Une autre priorité est de considérer dans l’analyse toutes les matières résiduelles qui échappent aux poubelles et aux bacs de recyclage et qui se retrouvent par terre ou dans la nature. Au regard des cas documentés hors Québec et des efforts déployés pour le nettoyage des villes, ces déchets sauvages pourraient générer des dizaines de millions de dollars annuellement au Québec, actuellement non considérés dans l’évaluation des systèmes, sans compter la pollution de notre environnement notamment par le plastique. Cela implique d’aborder et de planifier la gestion des équipements de récupération publics et privés (commerces, institutions, grands événements, etc.), les enjeux de propreté publique et ceux de protection de l’environnement de manière coordonnée et non en vase clos comme c’est encore le cas dans la plupart des municipalités. Les systèmes de récupération que sont la collecte sélective et celui de la consigne — qui attend depuis trop longtemps sa nécessaire modernisation, et notamment son élargissement aux bouteilles d’eau —, sans oublier les innovations que pourraient constituer des cloches de dépôt volontaire pour le verre ou des centres de dépôt de contenants consignés, doivent être bien arrimés ensemble pour optimiser globalement le système pour le public et non seulement pour les producteurs, distributeurs et recycleurs actuels.

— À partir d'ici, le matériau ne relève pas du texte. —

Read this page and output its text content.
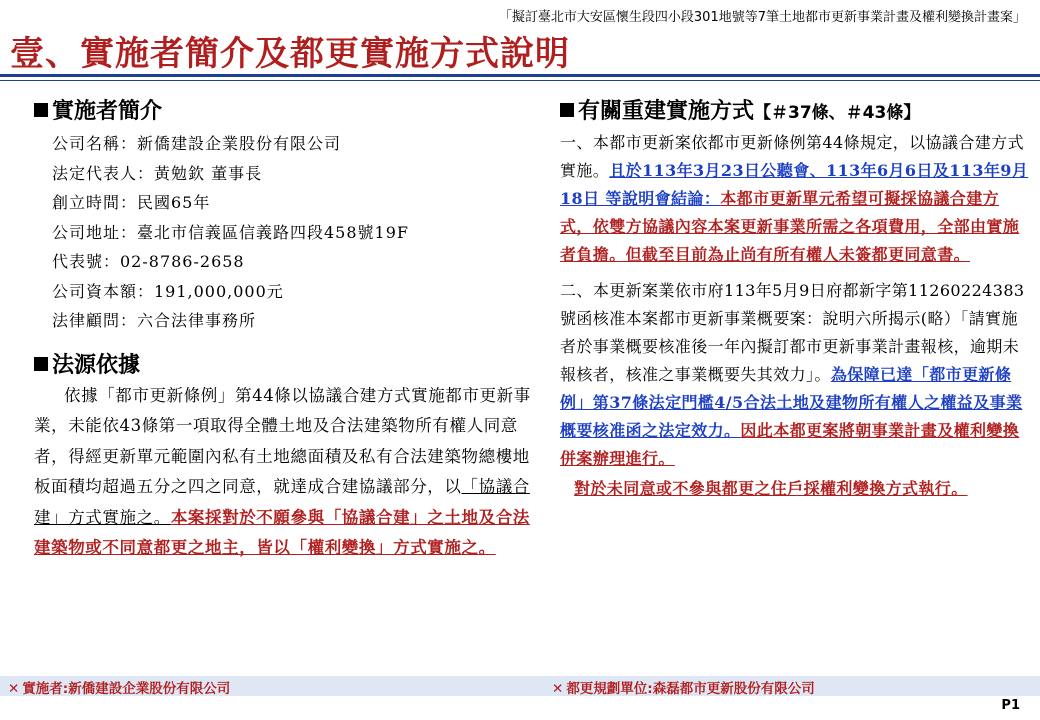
「擬訂臺北市大安區懷生段四小段301地號等7筆土地都市更新事業計畫及權利變換計畫案」
壹、實施者簡介及都更實施方式說明
實施者簡介
公司名稱：新僑建設企業股份有限公司
法定代表人：黃勉欽 董事長
創立時間：民國65年
公司地址：臺北市信義區信義路四段458號19F
代表號：02-8786-2658
公司資本額：191,000,000元
法律顧問：六合法律事務所
法源依據
依據「都市更新條例」第44條以協議合建方式實施都市更新事業，未能依43條第一項取得全體土地及合法建築物所有權人同意者，得經更新單元範圍內私有土地總面積及私有合法建築物總樓地板面積均超過五分之四之同意，就達成合建協議部分，以「協議合建」方式實施之。本案採對於不願參與「協議合建」之土地及合法建築物或不同意都更之地主，皆以「權利變換」方式實施之。
有關重建實施方式【＃37條、＃43條】
一、本都市更新案依都市更新條例第44條規定，以協議合建方式實施。且於113年3月23日公聽會、113年6月6日及113年9月18日 等說明會結論：本都市更新單元希望可擬採協議合建方式，依雙方協議內容本案更新事業所需之各項費用，全部由實施者負擔。但截至目前為止尚有所有權人未簽都更同意書。
二、本更新案業依市府113年5月9日府都新字第11260224383號函核准本案都市更新事業概要案：說明六所揭示(略）「請實施者於事業概要核准後一年內擬訂都市更新事業計畫報核，逾期未報核者，核准之事業概要失其效力」。為保障已達「都市更新條例」第37條法定門檻4/5合法土地及建物所有權人之權益及事業概要核准函之法定效力。因此本都更案將朝事業計畫及權利變換併案辦理進行。
對於未同意或不參與都更之住戶採權利變換方式執行。
✕ 實施者:新僑建設企業股份有限公司	✕ 都更規劃單位:森磊都市更新股份有限公司
P1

Dans la même logique, il faut tenir compte de l’activité et des réalités sociales des récupérateurs informels, par exemple les valoristes, ces milliers de personnes à Montréal et au Québec qui récupèrent sur une base régulière, souvent dans des conditions difficiles, des quantités importantes de contenants consignés provenant des bacs de recyclage, des poubelles et des déchets par terre. Outre une contribution importante à la performance du recyclage et à l’environnement, cette activité apporte à ces personnes, à la situation financière fragile, un complément financier souvent précieux pour payer leur nourriture, mais aussi leur logement, soulignant l’importance d’avoir une perspective socio-économique large.

Ce changement d’angles d’analyse et de planification de nos systèmes de gestion des matières résiduelles demandera des ressources et prendra de la volonté et du courage politiques, notamment pour mettre en place une documentation et une évaluation de la performance générale du système qui soient rigoureuses et indépendantes, entre autres des générateurs de matières résiduelles, des recycleurs et des enfouisseurs. Sinon, à faire de l’économie circulaire sans sortir du bac de recyclage, on risque de tourner en rond.